Aunque el fenómeno fue atribuido en su momento a factores climáticos, diversas voces sostienen que la tragedia también fue consecuencia de decisiones humanas. En ese sentido, la falta de acciones estructurales ha mantenido a la región en una situación de vulnerabilidad permanente.
Cuarto puente y fallas estructurales agravan el riesgo de inundación
El past decano del Colegio de Ingenieros de Piura, Leopoldo Villacorta, sostiene que el desborde ocurrido en 2017 era previsible. Según explica, uno de los puntos críticos se ubica en el cuarto puente, donde el comportamiento del agua genera un efecto de rebote que incrementa el riesgo de inundaciones en la margen derecha.
Además, advierte que se habría reducido el ancho natural del río en aproximadamente 40 metros, lo que limita el flujo adecuado del agua. Esta intervención, lejos de mitigar riesgos, habría contribuido a agravar el impacto de las crecidas.
A ello se suma la falta de ejecución de proyectos clave, como la construcción de reservorios. Pese a que existen estudios técnicos que identifican su ubicación y capacidad, Villacorta señala que no se han concretado decisiones políticas para su implementación.

Vecinos de Miraflores recuerdan pérdidas y temen un nuevo desastre
En zonas como la urbanización Miraflores, el recuerdo de la inundación sigue presente. Los vecinos relatan que el agua no solo arrasó con viviendas, sino también con negocios y proyectos de vida.
Flor de María Infante, vecina de la urbanización, asegura que el impacto fue devastador y transformó la realidad de muchas familias. Sin embargo, subraya que el panorama actual no ha mejorado; por el contrario, considera que el riesgo es mayor debido a la colmatación del río.
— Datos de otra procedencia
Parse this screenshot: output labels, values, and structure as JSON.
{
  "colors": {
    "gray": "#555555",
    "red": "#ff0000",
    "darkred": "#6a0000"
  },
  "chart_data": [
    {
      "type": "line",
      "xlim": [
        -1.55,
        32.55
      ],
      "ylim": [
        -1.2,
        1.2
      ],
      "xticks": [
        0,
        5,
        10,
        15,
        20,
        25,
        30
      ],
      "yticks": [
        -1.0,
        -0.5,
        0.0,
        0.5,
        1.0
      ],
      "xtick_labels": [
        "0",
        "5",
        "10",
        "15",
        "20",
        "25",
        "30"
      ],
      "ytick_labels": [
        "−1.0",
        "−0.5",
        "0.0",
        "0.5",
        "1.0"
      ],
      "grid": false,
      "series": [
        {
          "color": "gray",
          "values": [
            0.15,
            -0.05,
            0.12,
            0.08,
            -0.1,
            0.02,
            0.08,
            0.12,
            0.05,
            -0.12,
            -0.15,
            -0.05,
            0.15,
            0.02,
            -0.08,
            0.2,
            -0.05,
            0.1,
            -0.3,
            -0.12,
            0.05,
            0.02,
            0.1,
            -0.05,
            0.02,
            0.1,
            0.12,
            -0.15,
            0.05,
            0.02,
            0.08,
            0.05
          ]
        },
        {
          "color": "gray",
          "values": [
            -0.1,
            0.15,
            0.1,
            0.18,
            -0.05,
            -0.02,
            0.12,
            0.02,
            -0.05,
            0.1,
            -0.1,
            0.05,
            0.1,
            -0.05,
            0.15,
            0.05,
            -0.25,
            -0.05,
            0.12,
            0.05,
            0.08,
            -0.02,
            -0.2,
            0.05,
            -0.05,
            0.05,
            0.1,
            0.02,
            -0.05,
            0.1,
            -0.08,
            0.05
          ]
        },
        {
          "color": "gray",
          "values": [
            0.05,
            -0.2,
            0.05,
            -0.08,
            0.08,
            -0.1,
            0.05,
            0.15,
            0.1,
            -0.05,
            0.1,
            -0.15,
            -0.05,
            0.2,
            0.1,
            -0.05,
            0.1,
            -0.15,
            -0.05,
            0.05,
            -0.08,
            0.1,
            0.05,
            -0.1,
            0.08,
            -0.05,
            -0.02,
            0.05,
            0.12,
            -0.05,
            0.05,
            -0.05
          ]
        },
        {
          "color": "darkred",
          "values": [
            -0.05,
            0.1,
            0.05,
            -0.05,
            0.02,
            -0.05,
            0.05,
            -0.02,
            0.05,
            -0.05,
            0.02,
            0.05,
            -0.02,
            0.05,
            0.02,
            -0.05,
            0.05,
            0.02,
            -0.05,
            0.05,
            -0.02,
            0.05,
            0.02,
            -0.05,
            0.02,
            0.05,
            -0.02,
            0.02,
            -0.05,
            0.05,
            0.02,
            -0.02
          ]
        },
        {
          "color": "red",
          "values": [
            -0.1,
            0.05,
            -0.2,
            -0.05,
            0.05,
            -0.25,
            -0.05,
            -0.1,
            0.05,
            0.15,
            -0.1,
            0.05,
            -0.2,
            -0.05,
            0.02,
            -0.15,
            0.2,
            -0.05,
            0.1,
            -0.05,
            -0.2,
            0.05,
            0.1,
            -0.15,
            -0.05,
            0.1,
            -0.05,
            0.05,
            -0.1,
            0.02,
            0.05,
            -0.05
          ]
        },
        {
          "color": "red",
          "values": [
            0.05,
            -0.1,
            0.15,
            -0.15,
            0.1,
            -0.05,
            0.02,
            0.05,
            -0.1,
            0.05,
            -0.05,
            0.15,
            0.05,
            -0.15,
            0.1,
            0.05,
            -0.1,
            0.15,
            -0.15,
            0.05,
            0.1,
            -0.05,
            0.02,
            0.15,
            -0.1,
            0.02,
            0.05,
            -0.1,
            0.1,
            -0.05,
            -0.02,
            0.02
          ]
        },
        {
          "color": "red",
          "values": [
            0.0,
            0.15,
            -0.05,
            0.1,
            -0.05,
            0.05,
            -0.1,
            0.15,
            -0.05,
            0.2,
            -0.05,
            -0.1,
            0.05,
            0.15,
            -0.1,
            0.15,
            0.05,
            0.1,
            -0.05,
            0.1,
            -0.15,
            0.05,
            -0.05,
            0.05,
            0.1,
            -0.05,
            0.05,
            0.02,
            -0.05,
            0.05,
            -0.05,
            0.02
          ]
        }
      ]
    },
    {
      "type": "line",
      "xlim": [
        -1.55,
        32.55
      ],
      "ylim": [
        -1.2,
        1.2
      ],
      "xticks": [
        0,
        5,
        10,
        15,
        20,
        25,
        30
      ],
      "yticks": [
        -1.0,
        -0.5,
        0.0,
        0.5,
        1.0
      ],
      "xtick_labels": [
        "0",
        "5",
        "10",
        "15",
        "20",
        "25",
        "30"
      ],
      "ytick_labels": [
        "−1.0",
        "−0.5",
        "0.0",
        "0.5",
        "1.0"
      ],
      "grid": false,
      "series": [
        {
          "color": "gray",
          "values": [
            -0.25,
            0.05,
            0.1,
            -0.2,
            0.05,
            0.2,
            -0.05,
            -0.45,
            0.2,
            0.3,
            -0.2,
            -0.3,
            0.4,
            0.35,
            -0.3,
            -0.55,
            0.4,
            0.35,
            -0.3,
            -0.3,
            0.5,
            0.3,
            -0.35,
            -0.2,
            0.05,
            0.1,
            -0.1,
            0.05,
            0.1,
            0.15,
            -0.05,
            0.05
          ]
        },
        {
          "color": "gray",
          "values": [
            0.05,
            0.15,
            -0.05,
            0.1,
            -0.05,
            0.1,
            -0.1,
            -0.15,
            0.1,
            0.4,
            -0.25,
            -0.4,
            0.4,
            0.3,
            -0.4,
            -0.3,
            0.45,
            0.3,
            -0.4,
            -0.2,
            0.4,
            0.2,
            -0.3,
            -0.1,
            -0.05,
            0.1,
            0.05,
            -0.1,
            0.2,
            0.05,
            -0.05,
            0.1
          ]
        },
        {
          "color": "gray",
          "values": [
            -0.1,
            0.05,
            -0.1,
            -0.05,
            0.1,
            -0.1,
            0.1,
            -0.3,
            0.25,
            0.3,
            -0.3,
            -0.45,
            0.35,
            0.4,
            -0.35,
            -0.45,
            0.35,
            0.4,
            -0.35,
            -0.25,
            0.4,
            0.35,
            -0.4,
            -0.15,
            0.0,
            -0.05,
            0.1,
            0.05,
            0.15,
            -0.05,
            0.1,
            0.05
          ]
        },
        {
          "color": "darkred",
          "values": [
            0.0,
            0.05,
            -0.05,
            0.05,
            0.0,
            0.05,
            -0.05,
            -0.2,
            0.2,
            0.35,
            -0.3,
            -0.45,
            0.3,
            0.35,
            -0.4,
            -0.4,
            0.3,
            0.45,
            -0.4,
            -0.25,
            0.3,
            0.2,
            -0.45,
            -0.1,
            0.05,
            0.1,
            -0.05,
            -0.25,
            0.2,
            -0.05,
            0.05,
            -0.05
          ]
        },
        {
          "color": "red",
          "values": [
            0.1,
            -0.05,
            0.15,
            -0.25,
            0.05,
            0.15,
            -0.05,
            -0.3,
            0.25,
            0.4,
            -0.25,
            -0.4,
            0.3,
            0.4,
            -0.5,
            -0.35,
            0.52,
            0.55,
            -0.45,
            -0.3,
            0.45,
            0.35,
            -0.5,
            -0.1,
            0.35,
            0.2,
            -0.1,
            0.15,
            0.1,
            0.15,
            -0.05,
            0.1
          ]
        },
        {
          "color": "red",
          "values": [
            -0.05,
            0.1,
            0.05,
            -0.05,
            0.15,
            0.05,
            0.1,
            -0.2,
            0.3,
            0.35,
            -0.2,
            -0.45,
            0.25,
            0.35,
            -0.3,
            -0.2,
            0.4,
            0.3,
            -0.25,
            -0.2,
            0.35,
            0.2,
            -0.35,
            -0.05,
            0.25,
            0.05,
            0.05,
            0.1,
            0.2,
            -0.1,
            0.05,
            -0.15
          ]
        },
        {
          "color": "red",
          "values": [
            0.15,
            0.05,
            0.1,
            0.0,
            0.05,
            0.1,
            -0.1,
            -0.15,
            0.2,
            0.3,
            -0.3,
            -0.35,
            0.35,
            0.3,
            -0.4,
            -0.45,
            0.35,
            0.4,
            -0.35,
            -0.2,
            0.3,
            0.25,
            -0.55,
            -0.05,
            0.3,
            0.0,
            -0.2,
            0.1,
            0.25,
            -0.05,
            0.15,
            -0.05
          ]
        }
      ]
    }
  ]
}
Según explica, incluso caudales menores a los registrados en 2017 podrían generar nuevas inundaciones, lo que incrementa la preocupación entre los habitantes.

Cura Mori sin refugio ante una posible emergencia
En el distrito de Cura Mori, uno de los puntos más afectados durante el fenómeno de El Niño costero, la situación es igualmente crítica. Durante la emergencia de 2017, el templo Señor de los Milagros funcionó como albergue para más de mil personas que huían del avance del agua.
No obstante, actualmente esa infraestructura ya no podría cumplir el mismo rol. Integrantes de la hermandad señalan que el recinto ha sido declarado inhabitable, lo que deja a la población sin un espacio seguro ante una eventual emergencia.
Frente a ello, la comunidad impulsa la reconstrucción del templo como una obra de impacto social, orientada a brindar apoyo en situaciones de desastre.

Una década de estudios y ausencia de decisiones concretas
A nueve años del desborde, la población cuestiona la falta de avances en obras de prevención. Pese a los cambios de gobierno, las soluciones continúan en etapa de estudio, sin ejecución tangible.
Esta inacción, advierten especialistas y ciudadanos, mantiene a Piura en condiciones similares o incluso más vulnerables que en 2017. El río, que ya provocó una de las mayores emergencias en la historia reciente de la región, podría volver a desbordarse.

En consecuencia, el riesgo no solo está asociado a factores naturales, sino también a la falta de medidas concretas. Para muchos, el problema ya no es el agua, sino el abandono de soluciones que siguen sin materializarse.